‘Who can this man be? How much does he know?’ was her unspoken thought.
‘I am afraid you are ill, Mrs Boyd,’ remarked the Baronet.
‘A spasm; a mere nothing,’ she answered.—‘To return to what you were saying. I have neither seen nor heard anything of Don Diego Riaz for many years, and I hope neither to see nor hear anything of him in time to come. There was no love lost between him and me.’
‘His was a singular character, and strange tales were told of him. For instance, it was whispered that on one occasion when a certain member of his family left home without his knowledge or consent, he’——
‘Spare me the recital, I pray of you. The mere mention of that man’s name is hateful to me! utterly hateful!’ Her voice was charged with passion, her black eyes seemed to strike fire.
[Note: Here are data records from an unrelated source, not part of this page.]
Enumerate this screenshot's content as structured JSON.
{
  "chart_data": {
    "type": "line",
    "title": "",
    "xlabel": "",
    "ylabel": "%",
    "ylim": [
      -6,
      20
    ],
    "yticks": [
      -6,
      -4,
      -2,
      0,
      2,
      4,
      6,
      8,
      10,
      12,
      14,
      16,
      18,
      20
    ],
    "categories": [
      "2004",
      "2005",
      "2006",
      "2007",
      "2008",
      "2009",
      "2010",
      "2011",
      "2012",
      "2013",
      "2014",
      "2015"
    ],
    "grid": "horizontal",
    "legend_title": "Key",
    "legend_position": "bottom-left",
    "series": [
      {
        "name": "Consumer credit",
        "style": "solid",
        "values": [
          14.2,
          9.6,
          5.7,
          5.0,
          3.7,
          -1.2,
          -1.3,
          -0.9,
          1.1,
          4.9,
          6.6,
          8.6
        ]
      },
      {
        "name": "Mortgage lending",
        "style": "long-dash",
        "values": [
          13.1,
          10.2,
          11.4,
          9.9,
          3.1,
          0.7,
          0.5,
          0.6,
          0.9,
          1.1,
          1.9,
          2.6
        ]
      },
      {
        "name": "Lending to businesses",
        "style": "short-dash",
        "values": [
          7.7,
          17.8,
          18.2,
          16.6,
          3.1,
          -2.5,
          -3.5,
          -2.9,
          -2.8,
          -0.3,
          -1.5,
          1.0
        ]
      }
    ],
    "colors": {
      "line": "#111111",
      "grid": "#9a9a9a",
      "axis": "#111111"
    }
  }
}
She walked across to the window and then came back again.
Sir Frederick felt that he had pursued the topic as far as it was safe to do so. ‘’Tis she; I can no longer doubt,’ he murmured to himself. ‘I have not forgotten what I was told in Mexico.’
‘How much or how little does this man know?’ Estelle kept asking herself. She was seriously uneasy.
‘Do you purpose making a long stay in England, Mrs Boyd?’ asked the Baronet in his most matter-of-fact tone.
‘I think not, Sir Frederick. My husband talks about sailing for South America in a few days. He has lost nearly the whole of his fortune. N’est ce pas?’
‘I believe so. I was prodigiously sorry to hear of it.—Do you accompany your husband abroad, Mrs Boyd?’